Friday, February 23, 2007

I Promise To Wait...Until I Feel Like Changing My Mind and Doing It

So, read a seriously disturbing article in Oprah. I know, I know, I hate her (and Disney) for trying to take over the world yet I read her rag, sue me.

The article wasn't meant to be disturbing, but I found it so. Apparently, there is a new trend to throw young teenage girls huge, formal bashes--quite like weddings with the white dress and rings--for pledging that they will abstain from sex until they are married. They're called "purity balls."

Hmm, let me get this straight. I'm 15, and you're telling me you'll throw me a great big party with all my friends, I get to wear a pretty white dress and receive a sparkly ring from my daddy, and all I have to do is tell you what you want to hear? Sure, no problem, then next week or next year when I met The Boy Who is The One, I'm going to screw his brains out without a second thought to some pledge or my parents.

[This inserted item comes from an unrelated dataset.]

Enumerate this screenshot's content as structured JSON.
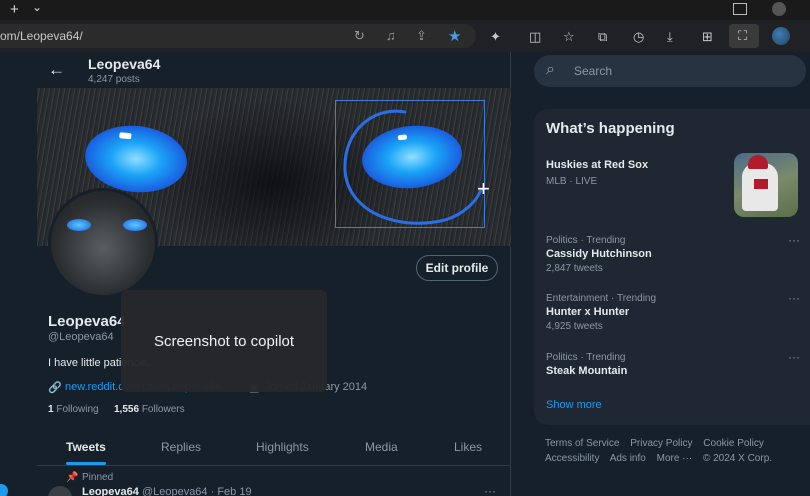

Seriously, am I overreacting? Missing something? How the hell is that going to work? If you don't want your daughter to have sex before she's married, how about just talking to her, and frequently--like every time she eyes a boy--about the consequences. So that when her hormones are raging and her boyfriend is oh so sweetly, or not, pressuring her she'll hear your voice in her head and know exactly how to tell him to handle it himself (pun most certainly intended).

I also found it fascinating that a whopping 88% of the pledgers end up breaking their promise. Shee-it, I could have predicted that. Further, "...teens delayed having their first sexual experience by an average of 18 months." (No percentage of HOW MANY teens wait given.) So, I guess parents have to decide if an extra 18 months of their daughter's viriginity is worth shelling out thousands of dollars for a purity ball. Oh, excuse me, I mean a "I Pledge to Wait An Extra 18 Months" ball.